La represión ejercida por las fuerzas de seguridad iraníes contra las recientes manifestaciones ciudadanas ha dejado al menos 648 personas fallecidas, de acuerdo con cifras verificadas por la organización Iran Human Rights (IHR), con sede en Noruega. La entidad advirtió que el número real de víctimas podría ser mucho mayor debido a las restricciones informativas impuestas por el régimen.

Según IHR, la cifra corresponde únicamente a casos confirmados, ya que el corte casi total del acceso a internet durante varios días ha limitado severamente la posibilidad de verificar de manera independiente los reportes de muertes en distintas regiones del país.

El director de la organización, Mahmood Amiry-Moghaddam, señaló que existen estimaciones que sitúan el número de fallecidos por encima de las 6,000 personas, aunque aclaró que las condiciones actuales dificultan confirmar esa magnitud. En ese contexto, hizo un llamado a la comunidad internacional para que actúe ante lo que calificó como una represión masiva contra civiles desarmados.

Las protestas se originaron el 28 de diciembre, tras el colapso del rial iraní, que alcanzó un mínimo histórico frente al dólar, profundizando la crisis económica y disparando los precios de productos básicos como alimentos y combustible. Las primeras concentraciones se registraron en mercados del centro de Teherán y rápidamente se extendieron a más de 280 localidades en al menos 27 provincias.

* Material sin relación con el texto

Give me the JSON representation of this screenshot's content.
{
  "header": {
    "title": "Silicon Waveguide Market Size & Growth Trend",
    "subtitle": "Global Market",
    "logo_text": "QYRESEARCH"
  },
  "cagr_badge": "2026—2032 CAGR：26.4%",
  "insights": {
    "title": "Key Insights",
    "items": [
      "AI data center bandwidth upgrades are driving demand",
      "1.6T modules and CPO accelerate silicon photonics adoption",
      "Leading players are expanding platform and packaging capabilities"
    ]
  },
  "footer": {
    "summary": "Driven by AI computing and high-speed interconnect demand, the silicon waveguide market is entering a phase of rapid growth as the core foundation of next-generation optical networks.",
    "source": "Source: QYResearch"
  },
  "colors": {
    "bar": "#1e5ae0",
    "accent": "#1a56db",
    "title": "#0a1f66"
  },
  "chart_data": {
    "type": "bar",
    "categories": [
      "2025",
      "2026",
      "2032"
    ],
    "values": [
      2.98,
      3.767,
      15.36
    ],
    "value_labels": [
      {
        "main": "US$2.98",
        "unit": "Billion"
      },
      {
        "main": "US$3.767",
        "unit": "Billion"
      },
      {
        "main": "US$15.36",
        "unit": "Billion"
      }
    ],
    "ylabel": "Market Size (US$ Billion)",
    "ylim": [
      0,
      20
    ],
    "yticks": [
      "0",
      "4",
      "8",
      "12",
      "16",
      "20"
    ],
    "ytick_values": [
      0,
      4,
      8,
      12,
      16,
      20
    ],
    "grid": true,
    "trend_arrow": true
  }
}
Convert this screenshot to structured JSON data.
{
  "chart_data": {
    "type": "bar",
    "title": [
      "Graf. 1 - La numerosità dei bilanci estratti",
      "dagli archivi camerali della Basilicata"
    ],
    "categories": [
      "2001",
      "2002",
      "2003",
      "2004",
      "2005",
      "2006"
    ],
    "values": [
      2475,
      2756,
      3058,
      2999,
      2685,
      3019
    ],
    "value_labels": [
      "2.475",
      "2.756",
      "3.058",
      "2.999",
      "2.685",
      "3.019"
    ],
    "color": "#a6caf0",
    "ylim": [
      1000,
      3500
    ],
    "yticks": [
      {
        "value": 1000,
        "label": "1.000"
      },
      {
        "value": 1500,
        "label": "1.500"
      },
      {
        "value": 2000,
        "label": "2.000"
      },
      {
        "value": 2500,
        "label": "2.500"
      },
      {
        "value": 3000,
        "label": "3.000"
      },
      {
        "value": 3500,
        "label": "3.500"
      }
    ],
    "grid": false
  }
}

Organizaciones de derechos humanos, como Human Rights Activists News Agency (HRANA), denunciaron desde los primeros días el uso de fuerza excesiva por parte del Estado, además de apagones de internet, detenciones masivas y amenazas de castigos extremos, incluida la pena de muerte. HRANA había reportado inicialmente alrededor de 500 víctimas mortales.

La escalada de violencia coincidió con cambios políticos y tensiones internas. El 29 de diciembre, el entonces presidente del Banco Central, Mohammad Reza Farzin, presentó su renuncia, mientras las fuerzas policiales recurrían al uso de gases lacrimógenos para dispersar a los manifestantes. Al día siguiente, el presidente Masoud Pezeshkian sostuvo reuniones con líderes empresariales y prometió medidas para enfrentar la crisis económica.

Los episodios más graves se registraron el 1 de enero en la ciudad de Azna, en la provincia de Lorestán, donde imágenes difundidas en redes sociales mostraron incendios y detonaciones. También se reportaron muertes en Bakhtiari e Isfahán, así como el fallecimiento de un integrante voluntario de la fuerza Basij, vinculada a la Guardia Revolucionaria.

En el plano internacional, el presidente de Estados Unidos, Donald Trump, advirtió públicamente que su país podría intervenir si continuaban los ataques contra manifestantes pacíficos, en medio de un clima de tensión bilateral tras recientes acciones militares estadounidenses contra instalaciones nucleares iraníes. Posteriormente, el mandatario aseguró que Teherán había manifestado disposición a entablar negociaciones.

Hasta el último recuento de activistas, el saldo mortal continuaba en aumento, reflejando la profundidad de la crisis social y política que atraviesa Irán.